Now 500 or so pieces were scattered in a radius of several feet.  We were doomed.  Nonetheless, Sister, Darling Husband, Niece and I diligently hunted for the pieces, counting as we went, and returning them to the box.  I have a vague recollection that we thought we found about 485 of the 500 pieces, but we weren't sure.  Of course, the smart thing to do at that moment would have been to take the box to the nearest trash can and be done with it.  For some weird, garage-sale-hazed moment, none of us thought that was the right answer. 

Sister wanted to get out the lawn mower and see if we could suck up more pieces.  I, instead, had this allegedy brilliant idea of taking the puzzle home and re-assembling it to find out how many pieces we had lost in the grass "just for fun."

That was May.  The silly puzzle sat in my bedroom since May.  Sometime last week, I picked it up, planning on moving it to a different "to do" pile, when I managed to dump it again, this time behind a stack of boxes.  No matter how I searched, I knew there was no way I was going to know if I got all the pieces this time, especially considering that I had no idea how many pieces I even had to work with.

Still, I didn't throw it away.

Now, I am sitting in my family room, typing this blog, staring at this partially assembled puzzle on the table next to me.  I am persisting in trying to put the blasted thing together against all odds, against all reason, and certainly with a few doubts about my sanity.

Obviously, I don't have all the pieces.  I'm not even close.  Yet, the weirdest part is that I can't figure out if I have too many edge pieces, or not enough.  The top of my puzzle is longer than the bottom,  I am missing no more than 2 edge pieces the way I have the thing currently assembled, and yet I have three leftover pieces that seem to fit nowhere.  Even better, all the assembled pieces seem to fit together seamlessly.

I am assembling a puzzle that doesn't have all the pieces, and I can't seem to stop myself.  I am sure there is a metaphor in there somewhere.

2 comments:

Peggy Sue Brister August 2, 2010 at 8:54 PM  

I'm too OCD about things being even.
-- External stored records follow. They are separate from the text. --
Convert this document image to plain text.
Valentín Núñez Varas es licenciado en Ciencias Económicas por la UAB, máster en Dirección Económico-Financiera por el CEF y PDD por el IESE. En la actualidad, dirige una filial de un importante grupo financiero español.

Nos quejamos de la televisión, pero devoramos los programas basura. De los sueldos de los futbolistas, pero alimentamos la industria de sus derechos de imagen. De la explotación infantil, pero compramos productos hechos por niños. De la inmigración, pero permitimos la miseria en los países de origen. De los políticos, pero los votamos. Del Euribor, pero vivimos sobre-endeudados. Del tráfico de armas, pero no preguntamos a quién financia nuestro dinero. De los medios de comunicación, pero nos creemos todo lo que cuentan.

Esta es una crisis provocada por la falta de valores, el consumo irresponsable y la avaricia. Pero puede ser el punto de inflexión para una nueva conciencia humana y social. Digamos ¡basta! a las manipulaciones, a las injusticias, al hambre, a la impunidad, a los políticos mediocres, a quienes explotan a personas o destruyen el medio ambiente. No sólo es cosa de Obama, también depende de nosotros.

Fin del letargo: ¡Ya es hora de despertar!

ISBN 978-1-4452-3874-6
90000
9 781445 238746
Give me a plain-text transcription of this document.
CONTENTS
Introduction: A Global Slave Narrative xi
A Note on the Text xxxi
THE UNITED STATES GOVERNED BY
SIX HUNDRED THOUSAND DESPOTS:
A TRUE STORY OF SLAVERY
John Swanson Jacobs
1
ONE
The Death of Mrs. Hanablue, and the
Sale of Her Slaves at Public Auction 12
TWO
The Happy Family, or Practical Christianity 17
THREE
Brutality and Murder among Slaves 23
Numbers, whatever, anything. If I spilled a puzzle and knew I had pieces missing it would have immediately gone in the trash/outside. I wouldn't have even brought it inside to throw it away. I would not have wanted that UNEVEN puzzle in my house. You think I am kidding, but I am not. Ok, so I am a little weird and you aren't the first person to ever tell me that, but my vote is chunk that GD puzzle and never look back. I hate puzzles also. I bought some for my kids and I hate them as well.

Susan August 4, 2010 at 2:16 AM  

Very slowly, put down the puzzle and head to the garbage can. Okay, okay I know you aren't going to do that. But you SHOULD. But I do understand the madness.